先ほど、今すぐに答えや将来が見えなくても待つこと、待ち望むことを可能にするのは、「信じる」ことを土台にしているからだと申し上げました。シメオンは、正しい人であったけれども、主が遣わすメシアに必ず会えると信じて待ち望んでいた。それは、自分の力で、自分の功績で、自分の努力で信じ、待っていたのではないということです。聖霊に導かれて、信じるということさえも聖霊に導かれるままに、神の愛によって信じる者とされていたのだと思います。そこには、シメオンが全てを神に委ねていた、ということです。必ず神が良いものを私たちに与えてくださるということを希望を持って待った、待ち望んだということです。

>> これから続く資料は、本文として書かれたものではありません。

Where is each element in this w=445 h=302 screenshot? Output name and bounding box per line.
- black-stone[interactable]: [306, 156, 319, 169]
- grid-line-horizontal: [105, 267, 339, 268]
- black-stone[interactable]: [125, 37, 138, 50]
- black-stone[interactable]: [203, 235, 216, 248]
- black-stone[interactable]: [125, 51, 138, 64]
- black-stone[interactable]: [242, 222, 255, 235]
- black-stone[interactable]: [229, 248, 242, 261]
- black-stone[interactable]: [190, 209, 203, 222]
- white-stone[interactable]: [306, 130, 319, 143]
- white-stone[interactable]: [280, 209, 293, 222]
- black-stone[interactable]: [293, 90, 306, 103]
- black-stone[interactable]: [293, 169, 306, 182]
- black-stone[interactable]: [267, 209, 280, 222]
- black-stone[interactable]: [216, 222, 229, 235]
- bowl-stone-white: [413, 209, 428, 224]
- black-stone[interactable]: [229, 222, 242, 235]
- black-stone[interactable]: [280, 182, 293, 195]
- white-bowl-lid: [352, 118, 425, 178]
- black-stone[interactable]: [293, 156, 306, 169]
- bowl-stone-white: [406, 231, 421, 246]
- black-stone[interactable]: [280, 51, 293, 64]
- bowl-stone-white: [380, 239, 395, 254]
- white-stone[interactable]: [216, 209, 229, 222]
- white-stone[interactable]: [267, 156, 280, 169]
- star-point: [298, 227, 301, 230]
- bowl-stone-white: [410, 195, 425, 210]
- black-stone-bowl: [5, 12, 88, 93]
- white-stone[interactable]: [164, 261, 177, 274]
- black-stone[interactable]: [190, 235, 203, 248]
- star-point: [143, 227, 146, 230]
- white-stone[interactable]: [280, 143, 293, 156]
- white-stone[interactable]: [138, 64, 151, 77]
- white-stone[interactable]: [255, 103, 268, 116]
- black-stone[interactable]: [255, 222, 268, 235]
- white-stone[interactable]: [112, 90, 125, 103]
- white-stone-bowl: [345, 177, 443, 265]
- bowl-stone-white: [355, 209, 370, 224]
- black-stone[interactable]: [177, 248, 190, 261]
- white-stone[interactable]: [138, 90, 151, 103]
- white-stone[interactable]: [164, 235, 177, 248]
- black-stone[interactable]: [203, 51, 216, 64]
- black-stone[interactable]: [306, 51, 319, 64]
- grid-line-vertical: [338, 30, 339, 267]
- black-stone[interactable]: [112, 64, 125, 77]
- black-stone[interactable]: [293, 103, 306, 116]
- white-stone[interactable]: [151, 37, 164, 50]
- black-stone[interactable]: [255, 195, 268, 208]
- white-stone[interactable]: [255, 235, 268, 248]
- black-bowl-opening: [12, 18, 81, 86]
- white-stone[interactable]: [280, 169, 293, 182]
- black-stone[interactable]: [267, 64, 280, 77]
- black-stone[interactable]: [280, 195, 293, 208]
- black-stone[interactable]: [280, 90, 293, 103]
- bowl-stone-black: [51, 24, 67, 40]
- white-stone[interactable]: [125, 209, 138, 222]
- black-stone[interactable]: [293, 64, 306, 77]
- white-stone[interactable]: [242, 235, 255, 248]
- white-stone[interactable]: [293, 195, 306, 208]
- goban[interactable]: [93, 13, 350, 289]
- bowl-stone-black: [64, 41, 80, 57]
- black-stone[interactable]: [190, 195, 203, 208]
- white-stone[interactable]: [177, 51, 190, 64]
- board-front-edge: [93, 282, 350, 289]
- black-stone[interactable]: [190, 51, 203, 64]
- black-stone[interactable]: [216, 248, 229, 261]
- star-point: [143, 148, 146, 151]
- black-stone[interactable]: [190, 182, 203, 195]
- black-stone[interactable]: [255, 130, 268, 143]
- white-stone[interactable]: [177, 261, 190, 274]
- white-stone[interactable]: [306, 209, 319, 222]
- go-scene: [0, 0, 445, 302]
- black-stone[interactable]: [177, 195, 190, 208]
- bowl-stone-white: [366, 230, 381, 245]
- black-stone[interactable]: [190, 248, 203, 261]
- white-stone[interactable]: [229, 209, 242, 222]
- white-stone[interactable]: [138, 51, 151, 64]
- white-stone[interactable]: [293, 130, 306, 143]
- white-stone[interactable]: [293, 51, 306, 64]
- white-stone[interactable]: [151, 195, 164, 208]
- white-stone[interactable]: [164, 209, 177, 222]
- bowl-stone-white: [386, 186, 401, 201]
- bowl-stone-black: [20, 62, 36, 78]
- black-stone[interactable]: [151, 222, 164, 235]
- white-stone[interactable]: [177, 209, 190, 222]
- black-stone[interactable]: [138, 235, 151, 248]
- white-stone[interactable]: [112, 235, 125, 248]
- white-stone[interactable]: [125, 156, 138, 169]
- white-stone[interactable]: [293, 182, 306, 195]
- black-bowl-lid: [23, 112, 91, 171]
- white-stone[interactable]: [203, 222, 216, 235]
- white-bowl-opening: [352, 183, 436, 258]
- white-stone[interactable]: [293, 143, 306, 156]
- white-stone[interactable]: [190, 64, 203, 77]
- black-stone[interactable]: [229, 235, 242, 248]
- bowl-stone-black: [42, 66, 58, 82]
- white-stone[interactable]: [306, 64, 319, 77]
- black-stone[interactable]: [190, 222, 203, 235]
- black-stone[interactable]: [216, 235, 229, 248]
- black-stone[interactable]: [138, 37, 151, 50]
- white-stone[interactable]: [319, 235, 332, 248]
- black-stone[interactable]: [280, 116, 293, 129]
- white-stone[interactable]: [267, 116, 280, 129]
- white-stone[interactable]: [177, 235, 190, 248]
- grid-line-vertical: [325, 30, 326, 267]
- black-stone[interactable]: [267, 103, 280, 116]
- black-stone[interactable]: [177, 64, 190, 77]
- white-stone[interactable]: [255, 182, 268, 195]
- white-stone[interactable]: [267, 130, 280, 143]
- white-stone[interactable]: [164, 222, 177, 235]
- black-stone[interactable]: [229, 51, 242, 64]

大祭司や祭司長、律法学者たちは、律法を守るということを、「私が」律法を守っている、「私は」律法を守って救われようとしている、というやったことは自分の力であると、自分の力で救いを得ようとする人間の傲慢さがあったのではないでしょうか。自分で何とかしようという誘惑は大きいものです。私たち人間は、不完全なものであると分かっていても、自分の力に頼るということも非常に危ういものであると気づいていても、神様にすべてをゆだね、信じ切ることの難しいものです。
それはなぜか、律法を守る、自分で守るということは、目に見えるものだからです。そうすることで、他者に対する自分の位置を明確にすることができるからです。律法を守れる自分と守れない他者、救われる私と救われない異邦人、というように、人と自分を比べる中で、立ち位置をはっきりさせようとし、安心するのです。すべてを神にまかせ、信じるということも私の力ではなく、それも霊に導かれて、聖霊が働いてくださって、私たちは信じるということができるのだと思います。
2024年の歩みを振り返り、私たちはしっかりと様々なことを見ていたでしょうか。主イエスを見分けることができていたでしょうか。神の愛は何かということを知ろうとし、主イエスに倣うものとなろうとしていたでしょうか。
様々な自分の思い、自分の力を信じることで、本当に見なければならいものを見落としていたかもしれません。新しく迎える年も、聖霊に導かれ、全てを神様に委ね、自分を明け渡し、どれほど神様に愛されているかを知って、隣人に仕えていくものとされたいと思います。